前もって伝える事もできたけれど、でも、生真面目で心配性な二人にあれこれ考えてほしくない。
朔太郎が今から遊びに来る。
土曜日の午後になったらそう伝えると、私と朔太郎は前もって決めていた。
ピンポン。
珍しく、インターホンが鳴った。
いつもの朔太郎はインターホンなど鳴らさずに、こんにちは~と大声を張り上げて入ってくる。

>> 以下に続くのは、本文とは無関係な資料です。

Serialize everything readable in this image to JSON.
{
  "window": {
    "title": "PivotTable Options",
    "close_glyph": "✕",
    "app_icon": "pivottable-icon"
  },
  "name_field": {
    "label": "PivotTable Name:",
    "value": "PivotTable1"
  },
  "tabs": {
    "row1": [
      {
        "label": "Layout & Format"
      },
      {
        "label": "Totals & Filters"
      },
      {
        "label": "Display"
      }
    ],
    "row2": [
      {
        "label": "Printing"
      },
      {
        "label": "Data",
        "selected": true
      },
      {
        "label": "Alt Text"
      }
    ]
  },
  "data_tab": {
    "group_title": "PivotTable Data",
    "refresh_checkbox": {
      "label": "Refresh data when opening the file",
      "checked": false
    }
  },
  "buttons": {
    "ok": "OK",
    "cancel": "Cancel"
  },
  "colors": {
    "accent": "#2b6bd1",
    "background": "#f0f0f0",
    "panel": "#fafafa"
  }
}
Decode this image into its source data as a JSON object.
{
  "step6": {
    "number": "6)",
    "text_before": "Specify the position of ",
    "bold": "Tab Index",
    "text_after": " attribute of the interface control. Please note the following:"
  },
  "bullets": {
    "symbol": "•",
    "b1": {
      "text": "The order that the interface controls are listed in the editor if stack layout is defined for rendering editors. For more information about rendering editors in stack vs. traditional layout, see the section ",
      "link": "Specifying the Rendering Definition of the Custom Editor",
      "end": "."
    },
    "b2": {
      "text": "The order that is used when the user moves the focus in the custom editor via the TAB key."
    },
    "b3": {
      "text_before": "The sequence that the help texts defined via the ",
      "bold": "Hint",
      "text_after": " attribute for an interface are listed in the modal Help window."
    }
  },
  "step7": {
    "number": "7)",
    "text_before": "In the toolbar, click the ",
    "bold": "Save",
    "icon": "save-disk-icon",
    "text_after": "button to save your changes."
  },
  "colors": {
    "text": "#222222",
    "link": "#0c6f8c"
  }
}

私は、よりにもよってこのタイミングに誰?とちょっと凹みながら玄関へ出た。
「五分前に到着!」
そこにはいつもの笑顔を浮かべた朔太郎が立っていた。
でも、何だか様子が違う。
それは濃紺のスーツに身を包んだ超カッコいい朔太郎だったから。
私はこの期に及んで目がハートになっている。
朔太郎のスーツ姿を見るのは、成人式以来でもう十年以上経っていた。
ジャニーズ系のちょっと幼い顔をしたイケメン君は、三十歳を超えてこういうスーツ姿が抜群に似合う男になっていた。
いつもは無造作に下ろしている髪もワックスで固めて大人っぽい。
今さらながら、私の胸はキュンキュン疼いて痛いくらい。